The study, Gender diversity in corporate boards: evidence from quota-implied discontinuities by Olga Kuzmina from the New Economic School and Valentina Melentyeva from the University of Mannheim, shows that gender quotas do not impact on value to shareholders and runs counter to previous research on Norway which produced mixed results and seemed mostly to suggest a negative impact.
The researchers used data from all European countries that introduced percentage-based quotas for public companies, including the UK, France, Italy, Belgium, Spain, the Netherlands and Norway.
They say Norway may be an outlier and it may not be able to generalise its results for other contexts. The researchers also look in-depth at the possible reasons for their findings. They find that any loss of operating performance, such as lower sales to assets ratios, does not lead to lower market values and may in fact lead to the opposite. They say this suggests the organisations may have scaled back their client operations “consistent with evidence on women being less prone to empire building”.
The study is among a number on gender diversity to be presented at the Annual Congress of the European Economic Association this week. Another German study, Unintended consequences of gender quotas in a dual board system by researchers Alexandra Fedorets and Anna Gibert found a positive effect on the targeted supervisory board, but a relative decrease of female representation on the non-targeted management board and no change in the probability of women holding board presidency.
They say: “Although our results document that the short-term effect of gender quotas is limited, if not adverse, quotas have the potential to unfold their positive effect in the longer run. For quota laws to be truly effective in promoting women in all leading roles, the mandatory quotas must be coupled with active policies that reduce the search cost for female talent. In particular, this implies not just promoting qualified women other than those who are already sitting on boards, but also making female talent visible throughout all career stages, such as boosting the internal promotion
of women, which should be paired with policies for a better work-life balance for both genders.”

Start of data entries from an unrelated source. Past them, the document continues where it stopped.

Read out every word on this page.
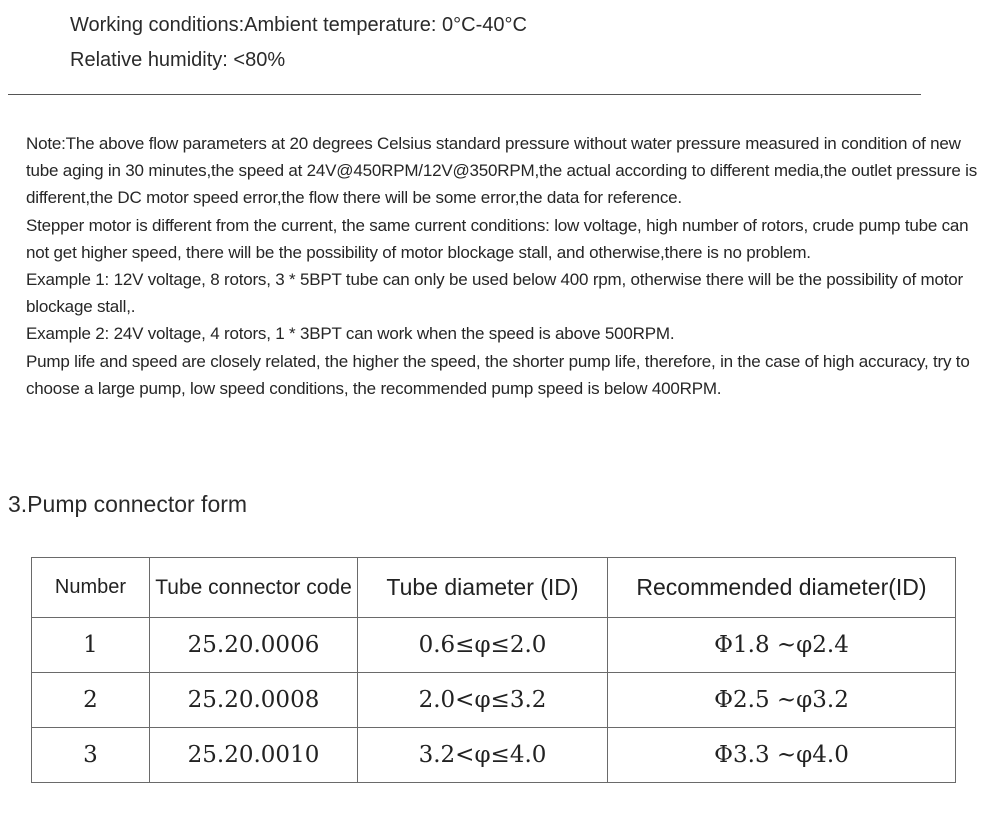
Working conditions:Ambient temperature: 0°C-40°C
Relative humidity: <80%

Note:The above flow parameters at 20 degrees Celsius standard pressure without water pressure measured in condition of new tube aging in 30 minutes,the speed at 24V@450RPM/12V@350RPM,the actual according to different media,the outlet pressure is different,the DC motor speed error,the flow there will be some error,the data for reference.

Stepper motor is different from the current, the same current conditions: low voltage, high number of rotors, crude pump tube can not get higher speed, there will be the possibility of motor blockage stall, and otherwise,there is no problem.

Example 1: 12V voltage, 8 rotors, 3 * 5BPT tube can only be used below 400 rpm, otherwise there will be the possibility of motor blockage stall,.

Example 2: 24V voltage, 4 rotors, 1 * 3BPT can work when the speed is above 500RPM.

Pump life and speed are closely related, the higher the speed, the shorter pump life, therefore, in the case of high accuracy, try to choose a large pump, low speed conditions, the recommended pump speed is below 400RPM.

3.Pump connector form
Number	Tube connector code	Tube diameter (ID)	Recommended diameter(ID)
1	25.20.0006	0.6≤φ≤2.0	Φ1.8 ~φ2.4
2	25.20.0008	2.0<φ≤3.2	Φ2.5 ~φ3.2
3	25.20.0010	3.2<φ≤4.0	Φ3.3 ~φ4.0
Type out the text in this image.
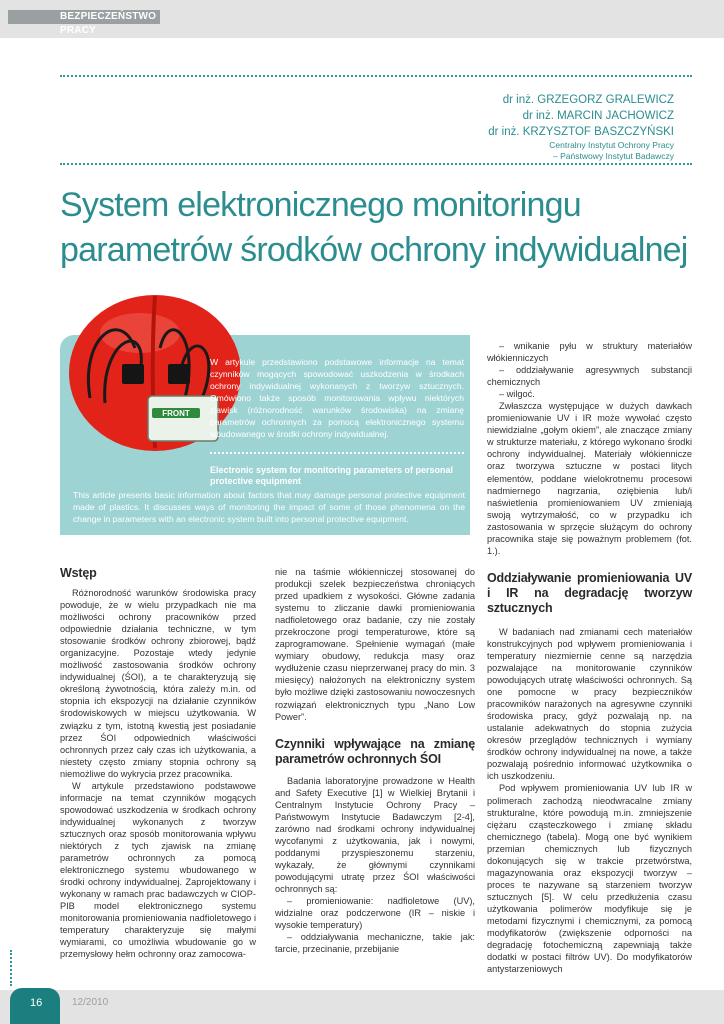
BEZPIECZEŃSTWO PRACY
dr inż. GRZEGORZ GRALEWICZ
dr inż. MARCIN JACHOWICZ
dr inż. KRZYSZTOF BASZCZYŃSKI
Centralny Instytut Ochrony Pracy
– Państwowy Instytut Badawczy
System elektronicznego monitoringu parametrów środków ochrony indywidualnej
FRONT
W artykule przedstawiono podstawowe informacje na temat czynników mogących spowodować uszkodzenia w środkach ochrony indywidualnej wykonanych z tworzyw sztucznych. Omówiono także sposób monitorowania wpływu niektórych zjawisk (różnorodność warunków środowiska) na zmianę parametrów ochronnych za pomocą elektronicznego systemu wbudowanego w środki ochrony indywidualnej.
Electronic system for monitoring parameters of personal protective equipment
This article presents basic information about factors that may damage personal protective equipment made of plastics. It discusses ways of monitoring the impact of some of those phenomena on the change in parameters with an electronic system built into personal protective equipment.
Wstęp

Różnorodność warunków środowiska pracy powoduje, że w wielu przypadkach nie ma możliwości ochrony pracowników przed odpowiednie działania techniczne, w tym stosowanie środków ochrony zbiorowej, bądź organizacyjne. Pozostaje wtedy jedynie możliwość zastosowania środków ochrony indywidualnej (ŚOI), a te charakteryzują się określoną żywotnością, która zależy m.in. od stopnia ich ekspozycji na działanie czynników środowiskowych w miejscu użytkowania. W związku z tym, istotną kwestią jest posiadanie przez ŚOI odpowiednich właściwości ochronnych przez cały czas ich użytkowania, a niestety często zmiany stopnia ochrony są niemożliwe do wykrycia przez pracownika.

W artykule przedstawiono podstawowe informacje na temat czynników mogących spowodować uszkodzenia w środkach ochrony indywidualnej wykonanych z tworzyw sztucznych oraz sposób monitorowania wpływu niektórych z tych zjawisk na zmianę parametrów ochronnych za pomocą elektronicznego systemu wbudowanego w środki ochrony indywidualnej. Zaprojektowany i wykonany w ramach prac badawczych w CIOP-PIB model elektronicznego systemu monitorowania promieniowania nadfioletowego i temperatury charakteryzuje się małymi wymiarami, co umożliwia wbudowanie go w przemysłowy hełm ochronny oraz zamocowa-

nie na taśmie włókienniczej stosowanej do produkcji szelek bezpieczeństwa chroniących przed upadkiem z wysokości. Główne zadania systemu to zliczanie dawki promieniowania nadfioletowego oraz badanie, czy nie zostały przekroczone progi temperaturowe, które są zaprogramowane. Spełnienie wymagań (małe wymiary obudowy, redukcja masy oraz wydłużenie czasu nieprzerwanej pracy do min. 3 miesięcy) nałożonych na elektroniczny system było możliwe dzięki zastosowaniu nowoczesnych rozwiązań elektronicznych typu „Nano Low Power”.

Czynniki wpływające na zmianę parametrów ochronnych ŚOI

Badania laboratoryjne prowadzone w Health and Safety Executive [1] w Wielkiej Brytanii i Centralnym Instytucie Ochrony Pracy – Państwowym Instytucie Badawczym [2-4], zarówno nad środkami ochrony indywidualnej wycofanymi z użytkowania, jak i nowymi, poddanymi przyspieszonemu starzeniu, wykazały, że głównymi czynnikami powodującymi utratę przez ŚOI właściwości ochronnych są:

– promieniowanie: nadfioletowe (UV), widzialne oraz podczerwone (IR – niskie i wysokie temperatury)

– oddziaływania mechaniczne, takie jak: tarcie, przecinanie, przebijanie

– wnikanie pyłu w struktury materiałów włókienniczych

– oddziaływanie agresywnych substancji chemicznych

– wilgoć.

Zwłaszcza występujące w dużych dawkach promieniowanie UV i IR może wywołać często niewidzialne „gołym okiem”, ale znaczące zmiany w strukturze materiału, z którego wykonano środki ochrony indywidualnej. Materiały włókiennicze oraz tworzywa sztuczne w postaci litych elementów, poddane wielokrotnemu procesowi nadmiernego nagrzania, oziębienia lub/i naświetlenia promieniowaniem UV zmieniają swoją wytrzymałość, co w przypadku ich zastosowania w sprzęcie służącym do ochrony pracownika staje się poważnym problemem (fot. 1.).

Oddziaływanie promieniowania UV i IR na degradację tworzyw sztucznych

W badaniach nad zmianami cech materiałów konstrukcyjnych pod wpływem promieniowania i temperatury niezmiernie cenne są narzędzia pozwalające na monitorowanie czynników powodujących utratę właściwości ochronnych. Są one pomocne w pracy bezpieczników pracowników narażonych na agresywne czynniki środowiska pracy, gdyż pozwalają np. na ustalanie adekwatnych do stopnia zużycia okresów przeglądów technicznych i wymiany środków ochrony indywidualnej na nowe, a także pozwalają pośrednio informować użytkownika o ich uszkodzeniu.

Pod wpływem promieniowania UV lub IR w polimerach zachodzą nieodwracalne zmiany strukturalne, które powodują m.in. zmniejszenie ciężaru cząsteczkowego i zmianę składu chemicznego (tabela). Mogą one być wynikiem przemian chemicznych lub fizycznych dokonujących się w trakcie przetwórstwa, magazynowania oraz ekspozycji tworzyw – proces te nazywane są starzeniem tworzyw sztucznych [5]. W celu przedłużenia czasu użytkowania polimerów modyfikuje się je metodami fizycznymi i chemicznymi, za pomocą modyfikatorów (zwiększenie odporności na degradację fotochemiczną zapewniają także dodatki w postaci filtrów UV). Do modyfikatorów antystarzeniowych

16	12/2010
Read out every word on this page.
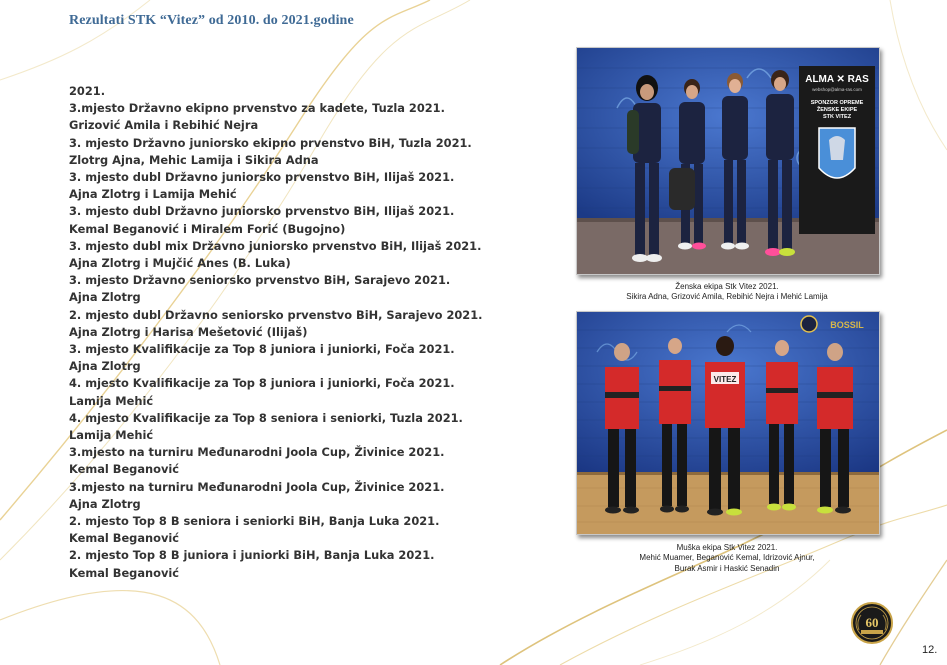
Rezultati STK “Vitez” od 2010. do 2021.godine
2021.
3.mjesto Državno ekipno prvenstvo za kadete, Tuzla 2021.
Grizović Amila i Rebihić Nejra
3. mjesto Državno juniorsko ekipno prvenstvo BiH, Tuzla 2021.
Zlotrg Ajna, Mehic Lamija i Sikira Adna
3. mjesto dubl Državno juniorsko prvenstvo BiH, Ilijaš 2021.
Ajna Zlotrg i Lamija Mehić
3. mjesto dubl Državno juniorsko prvenstvo BiH, Ilijaš 2021.
Kemal Beganović i Miralem Forić (Bugojno)
3. mjesto dubl mix Državno juniorsko prvenstvo BiH, Ilijaš 2021.
Ajna Zlotrg i Mujčić Anes (B. Luka)
3. mjesto Državno seniorsko prvenstvo BiH, Sarajevo 2021.
Ajna Zlotrg
2. mjesto dubl Državno seniorsko prvenstvo BiH, Sarajevo 2021.
Ajna Zlotrg i Harisa Mešetović (Ilijaš)
3. mjesto Kvalifikacije za Top 8 juniora i juniorki, Foča 2021.
Ajna Zlotrg
4. mjesto Kvalifikacije za Top 8 juniora i juniorki, Foča 2021.
Lamija Mehić
4. mjesto Kvalifikacije za Top 8 seniora i seniorki, Tuzla 2021.
Lamija Mehić
3.mjesto na turniru Međunarodni Joola Cup, Živinice 2021.
Kemal Beganović
3.mjesto na turniru Međunarodni Joola Cup, Živinice 2021.
Ajna Zlotrg
2. mjesto Top 8 B seniora i seniorki BiH, Banja Luka 2021.
Kemal Beganović
2. mjesto Top 8 B juniora i juniorki BiH, Banja Luka 2021.
Kemal Beganović
ALMA ✕ RAS
webshop@alma-ras.com
SPONZOR OPREME
ŽENSKE EKIPE
STK VITEZ
Ženska ekipa Stk Vitez 2021.
Sikira Adna, Grizović Amila, Rebihić Nejra i Mehić Lamija
BOSSIL
VITEZ
Muška ekipa Stk Vitez 2021.
Mehić Muamer, Beganović Kemal, Idrizović Ajnur,
Burak Asmir i Haskić Senadin
60
12.
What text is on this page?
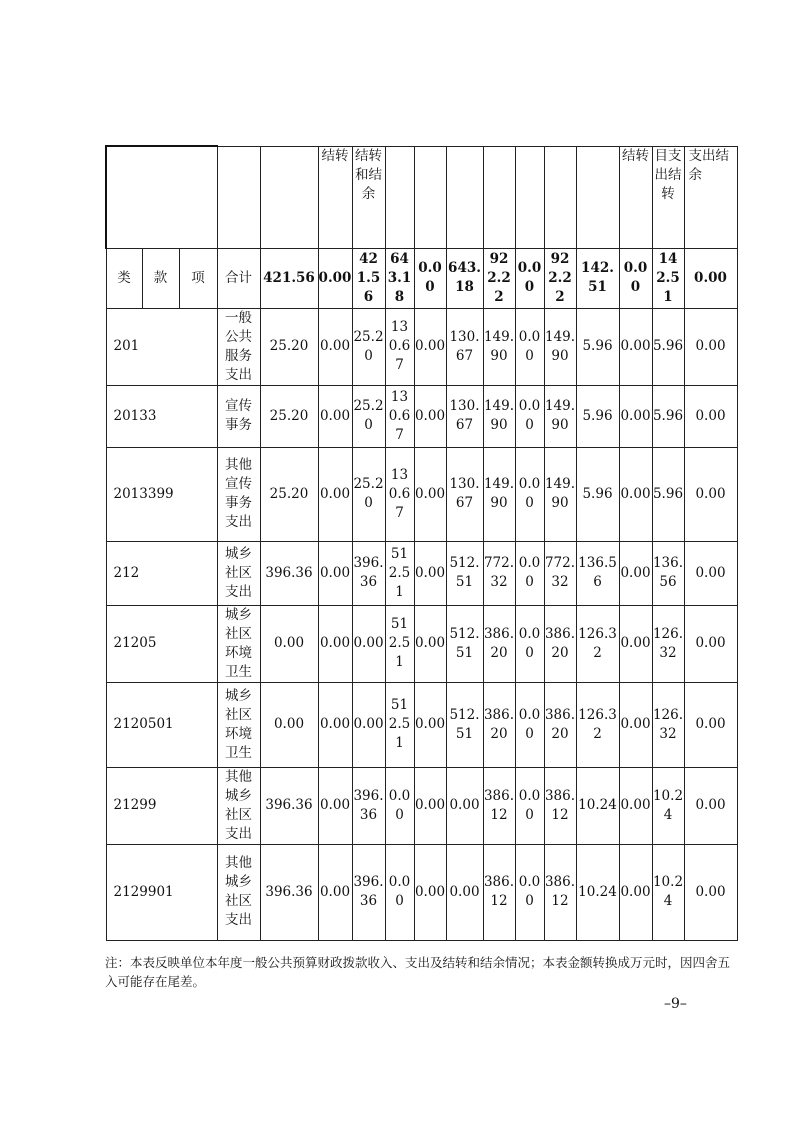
					结转	结转和结余								结转	目支出结转	支出结余

类	款	项	合计	421.56	0.00	421.56	643.18	0.00	643.18	922.22	0.00	922.22	142.51	0.00	142.51	0.00

201			一般公共服务支出	25.20	0.00	25.20	130.67	0.00	130.67	149.90	0.00	149.90	5.96	0.00	5.96	0.00

20133			宣传事务	25.20	0.00	25.20	130.67	0.00	130.67	149.90	0.00	149.90	5.96	0.00	5.96	0.00

2013399			其他宣传事务支出	25.20	0.00	25.20	130.67	0.00	130.67	149.90	0.00	149.90	5.96	0.00	5.96	0.00

212			城乡社区支出	396.36	0.00	396.36	512.51	0.00	512.51	772.32	0.00	772.32	136.56	0.00	136.56	0.00

21205			城乡社区环境卫生	0.00	0.00	0.00	512.51	0.00	512.51	386.20	0.00	386.20	126.32	0.00	126.32	0.00

2120501			城乡社区环境卫生	0.00	0.00	0.00	512.51	0.00	512.51	386.20	0.00	386.20	126.32	0.00	126.32	0.00

21299			其他城乡社区支出	396.36	0.00	396.36	0.00	0.00	0.00	386.12	0.00	386.12	10.24	0.00	10.24	0.00

2129901			其他城乡社区支出	396.36	0.00	396.36	0.00	0.00	0.00	386.12	0.00	386.12	10.24	0.00	10.24	0.00
注：本表反映单位本年度一般公共预算财政拨款收入、支出及结转和结余情况；本表金额转换成万元时，因四舍五入可能存在尾差。
–9–
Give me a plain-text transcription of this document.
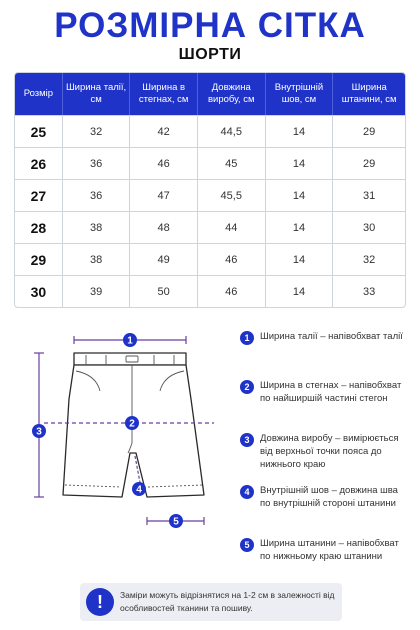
РОЗМІРНА СІТКА
ШОРТИ
Розмір	Ширина талії, см	Ширина в стегнах, см	Довжина виробу, см	Внутрішній шов, см	Ширина штанини, см
25	32	42	44,5	14	29
26	36	46	45	14	29
27	36	47	45,5	14	31
28	38	48	44	14	30
29	38	49	46	14	32
30	39	50	46	14	33
1
2
3
4
5
1	Ширина талії – напівобхват талії
2	Ширина в стегнах – напівобхват по найширшій частині стегон
3	Довжина виробу – вимірюється від верхньої точки пояса до нижнього краю
4	Внутрішній шов – довжина шва по внутрішній стороні штанини
5	Ширина штанини – напівобхват по нижньому краю штанини
!	Заміри можуть відрізнятися на 1-2 см в залежності від особливостей тканини та пошиву.
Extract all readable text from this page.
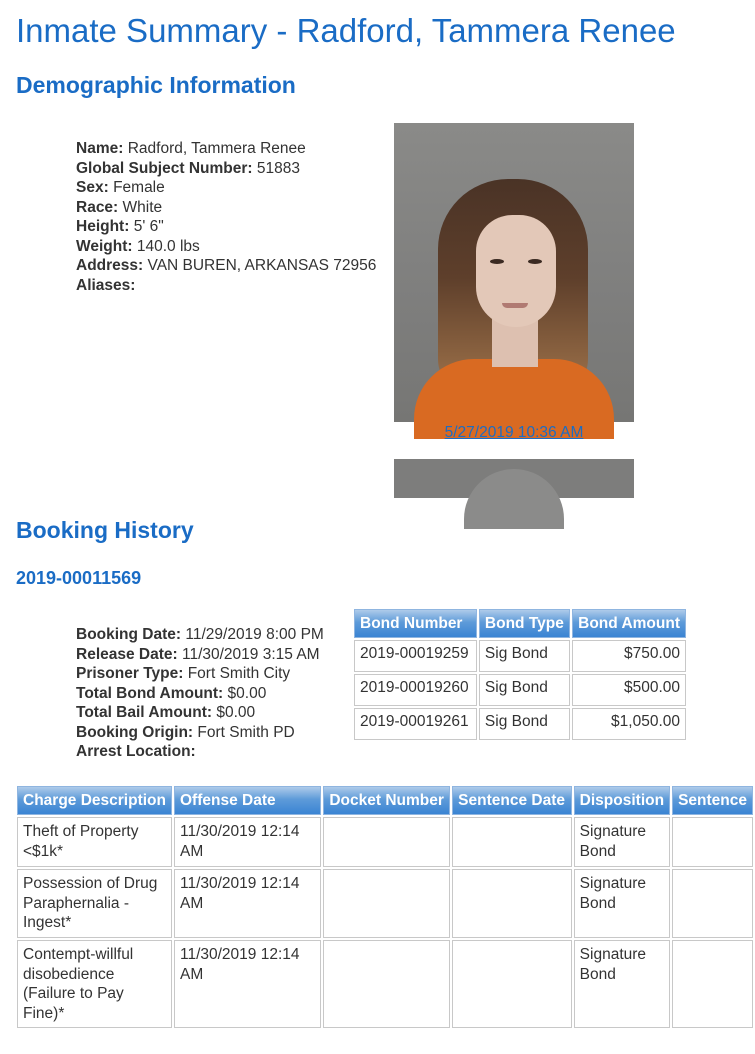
Inmate Summary - Radford, Tammera Renee
Demographic Information
Name: Radford, Tammera Renee
Global Subject Number: 51883
Sex: Female
Race: White
Height: 5' 6"
Weight: 140.0 lbs
Address: VAN BUREN, ARKANSAS 72956
Aliases:
5/27/2019 10:36 AM
Booking History
2019-00011569
Booking Date: 11/29/2019 8:00 PM
Release Date: 11/30/2019 3:15 AM
Prisoner Type: Fort Smith City
Total Bond Amount: $0.00
Total Bail Amount: $0.00
Booking Origin: Fort Smith PD
Arrest Location:
Bond Number	Bond Type	Bond Amount
2019-00019259	Sig Bond	$750.00
2019-00019260	Sig Bond	$500.00
2019-00019261	Sig Bond	$1,050.00
Charge Description	Offense Date	Docket Number	Sentence Date	Disposition	Sentence
Theft of Property <$1k*	11/30/2019 12:14 AM			Signature Bond	
Possession of Drug Paraphernalia - Ingest*	11/30/2019 12:14 AM			Signature Bond	
Contempt-willful disobedience (Failure to Pay Fine)*	11/30/2019 12:14 AM			Signature Bond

A US study echoes this concern about the supply side of women to board level. The study, Supply and demand side determinants of board gender imbalance: The US evidence led by Patricia Boyallian from Lancaster University Management School, examined why women are still heavily underrepresented in US boardrooms at a time when many countries are introducing policies such as gender quotas to achieve greater gender balance in boards. To understand this the researchers studied how successful women are, relative to men, in finding a second board appointment after an initial appointment.
They find that women do better than comparable men in terms of the quality, likelihood and speed of the second appointment. With regard to first appointments, however, they find that women tend to have significantly less leadership and work experience in quoted firms than men. They say: “Our findings are consistent with underrepresentation of women being more a consequence of supply side factors: in particular, a lack of opportunities for women to rise up the corporate ladder, so that only a small number of exceptionally capable women manage to be on the radar of nomination committees.”
A fourth study, based on a study of a South African affirmative action policy by Anna Minasyan and Stephan Klasen, suggests incentivised gender-based targets for senior managerial positions are likely to be more effective than quotas in increasing the representation of women at the top. It shows the affirmative action policy helped to increase the share of black women in top management positions from 18% in 2003 to 45% in 2015 of all black men and women at the senior level.